Hopper's Dakota Smith provided equally significant structural evidence: Hopper Technology Solutions — the B2B API business powering financial institutions with travel fintech products — now represents over 90% of Hopper's total revenue. Entrepreneurs do not build their entire business model around a market segment they believe is marginal. The Nubank Brazil case study was particularly striking: instead of loyalty points (less relevant in a developing market), Nubank offers travelers 12-month installment plans at 0% APR — a compelling proposition versus Brazil's average consumer APR of 35%. Financial institution travel products are not just competitive in wealthy Western markets; they are game-changing in emerging economies where credit infrastructure is sparse.
Generational dynamics reinforce the structural trend. Phocuswright data shows 65% of new Chase card acquisitions are Gen Z and millennials — cohorts that research shows have lower loyalty to traditional travel brands than to financial brands. These consumers are being funneled into a travel ecosystem centered on Chase, Amex, or their neo-bank equivalent, not on Expedia or Booking.com.
The Evidence Against
The personalization gap is the Achilles heel of the financial institution thesis. All three panelists on the New Travel Seller Arena panel acknowledged that despite access to vast customer data, meaningful personalization remains 'not materially better than it was in 2019.' The differentiated experience that justifies switching from a trusted OTA to a bank's travel portal depends on that personalization delivering — and it is not yet doing so.

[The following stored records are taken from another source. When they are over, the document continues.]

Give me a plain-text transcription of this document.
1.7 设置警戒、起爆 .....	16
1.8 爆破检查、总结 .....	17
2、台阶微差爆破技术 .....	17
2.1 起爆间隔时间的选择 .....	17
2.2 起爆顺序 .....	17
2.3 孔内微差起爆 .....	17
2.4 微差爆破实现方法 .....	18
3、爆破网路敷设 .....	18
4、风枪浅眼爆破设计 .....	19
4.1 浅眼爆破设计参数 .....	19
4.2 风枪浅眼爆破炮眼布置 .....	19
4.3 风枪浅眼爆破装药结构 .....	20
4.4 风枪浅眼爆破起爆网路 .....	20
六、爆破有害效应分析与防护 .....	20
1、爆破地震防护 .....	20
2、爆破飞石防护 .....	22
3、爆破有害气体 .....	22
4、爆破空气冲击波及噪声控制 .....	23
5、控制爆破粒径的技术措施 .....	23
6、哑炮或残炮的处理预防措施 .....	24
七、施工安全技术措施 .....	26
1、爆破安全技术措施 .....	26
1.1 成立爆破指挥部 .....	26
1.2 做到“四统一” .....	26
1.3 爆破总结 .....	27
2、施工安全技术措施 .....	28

Barry Diller offered a structurally interesting counter-framing: Expedia's B2B segment is growing over 25% year-on-year precisely because it is becoming the inventory and fulfillment layer behind these financial institution platforms. In that reading, OTAs don't lose market share — they move up the value chain and become infrastructure. Mahaney's Street Talk framing reinforces this: the market appears to be expanding, with financial institution travel platforms capturing new demand rather than taking directly from OTAs.
Assessment
The hypothesis identifies a genuine structural force that is accelerating. However, the 20% market share threshold by 2030 is a high bar given the current baseline of approximately $45–50 billion in a market that exceeds $400 billion in US gross bookings. Reaching 20% requires sustained high-double-digit CAGR plus either OTA stagnation or market expansion. The more defensible near-term prediction: financial institutions capture a rapidly growing share of new and younger-cohort travel demand, while OTAs defend through B2B supply pivots, loyalty program deepening, and AI-powered differentiation. The eventual competitive dynamic is real — the 2030 timeline is aggressive.